Its odd how the question of “are you isolating yourself” is presented to me.  Its almost as if I haven’t already climbed the tallest skyscraper to have a full and functioning life.  And it seems that its overlooked that I’ve walked across hot coals and  practically begged myself into different groups of people in order to keep that phobia at bay, forcing myself to hurdle over the fear/anxiety/warped thinking that wants to win and plunging straight into activities that sometimes work out and sometimes don’t.  I know what brings me joy and being acknowledged for who I am and invited to join an activity makes my heart soar.  Especially if it comes from any member of my family.  And that doesn’t sound like someone who tries to isolate herself.

Now here’s the tricky part.  This is where the psychiatric world has been called in to address my pain and isolation.   Its been decided that my love for people is an attachment of a pathological form.  Something I feel as a warm glow from my heart has been labeled as an aberrant way of avoiding my extreme fear of rejection of course, stemming from my childhood abuse and neglect.  My desire to love and not be isolated is now a bad thing.  Its now being presented, rather callously I may add, that I have borderline personality disorder to which in some parts I don’t disagree with.  The message has some merit but the delivery so far has sucked.

Wikipedia defines borderline personality disorder as “prolonged disturbance of personality function characterized by depth and variability of moods”.  It seems to be one of the scariest, time consuming and all around unsatisfying diagnosis for the psychological/psychiatric profession to deal with.   Joke among therapists… “How do you get rid of the annoying, troublesome patient from your caseload?  Tell them they are BPD and they will become so angry they will leave!”  Apparently even the non BPD want to be labeled BPD.  While some people laugh at this, I find this profoundly sad.

Wiki goes on to say that there is concern about social stigma; “the severe disapproval of or discontent with a person on the grounds of characteristics that distinguish them from other members of a society”.  Apparently some members of the profession get that this particularly disease tends to ostracize the very people who are more than capable of doing that to themselves.  Hmmm….I’m getting some irony here….Wouldn’t it make sense to surround these people with love and acceptance for who they are while not enabling the disease.  Aren’t we back to the last post where I ranted about separating the person from their behavior?  Love the person, hate the disease?

Thank the universe for Marsha M. Linehan who has led the field in therapies for the BPD patient and added a whole lot of humanity to their situation.  Dialectical Behavior Therapy (DBT) is proving to be not only the best choice for recovery but accessible to those therapists choosing to change their elitist views on treating the sickest of the sick.  Marsha herself was/is a BPD patient subject to the most inhumane and cruel treatment at the hands of the psychiatric profession.  She schooled herself, becoming a PhD and led the way toward a kinder, gentler way of viewing the sick.

Those closest to me have learned to scorn me in a very obtuse sort of way.
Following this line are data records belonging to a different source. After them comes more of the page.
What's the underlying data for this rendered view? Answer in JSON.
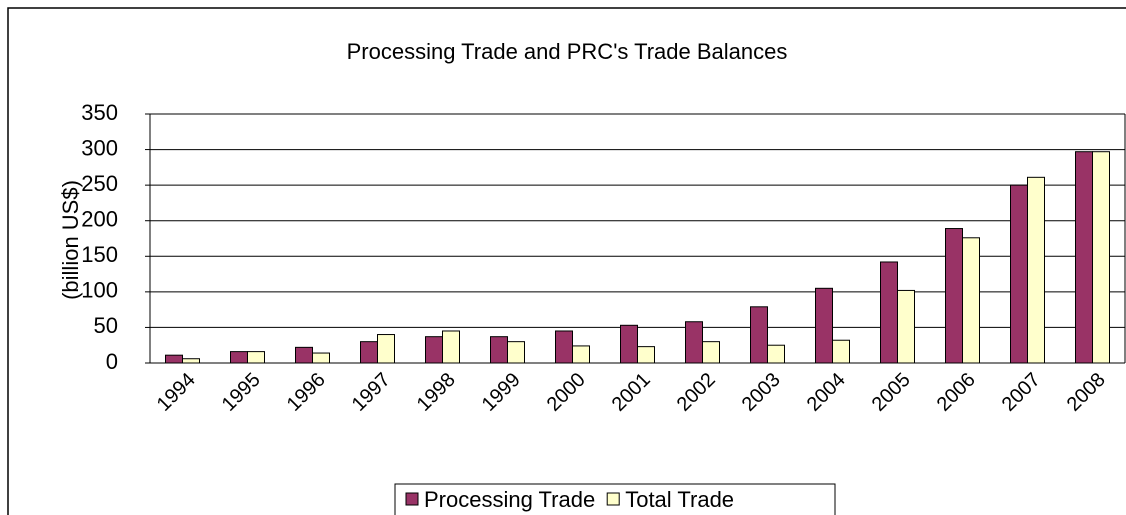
{
  "chart_data": {
    "type": "bar",
    "title": "Processing Trade and PRC's Trade Balances",
    "y_label": "(billion US$)",
    "categories": [
      "1994",
      "1995",
      "1996",
      "1997",
      "1998",
      "1999",
      "2000",
      "2001",
      "2002",
      "2003",
      "2004",
      "2005",
      "2006",
      "2007",
      "2008"
    ],
    "series": [
      {
        "name": "Processing Trade",
        "color": "#993366",
        "values": [
          11,
          16,
          22,
          30,
          37,
          37,
          45,
          53,
          58,
          79,
          105,
          142,
          189,
          250,
          297
        ]
      },
      {
        "name": "Total Trade",
        "color": "#ffffcc",
        "values": [
          6,
          16,
          14,
          40,
          45,
          30,
          24,
          23,
          30,
          25,
          32,
          102,
          176,
          261,
          297
        ]
      }
    ],
    "ylim": [
      0,
      350
    ],
    "yticks": [
      0,
      50,
      100,
      150,
      200,
      250,
      300,
      350
    ],
    "grid": true,
    "legend": "bottom"
  }
}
If they find me hurting and difficult, they leave.  If others see me alone too much, they say I isolate too much.  If I am anxious about an upcoming separation where I will be completely alone for several days, they tell me I am too attached and fear rejection.  If I object to and confront a situation that feels wrong (even though I’m told to take care of myself and my boundaries), then I’m labeled hostile and aggressive.

And as always, I reflect continually, my behavior, my nuance, the energy I project and constantly wonder….Am I really the crazy one?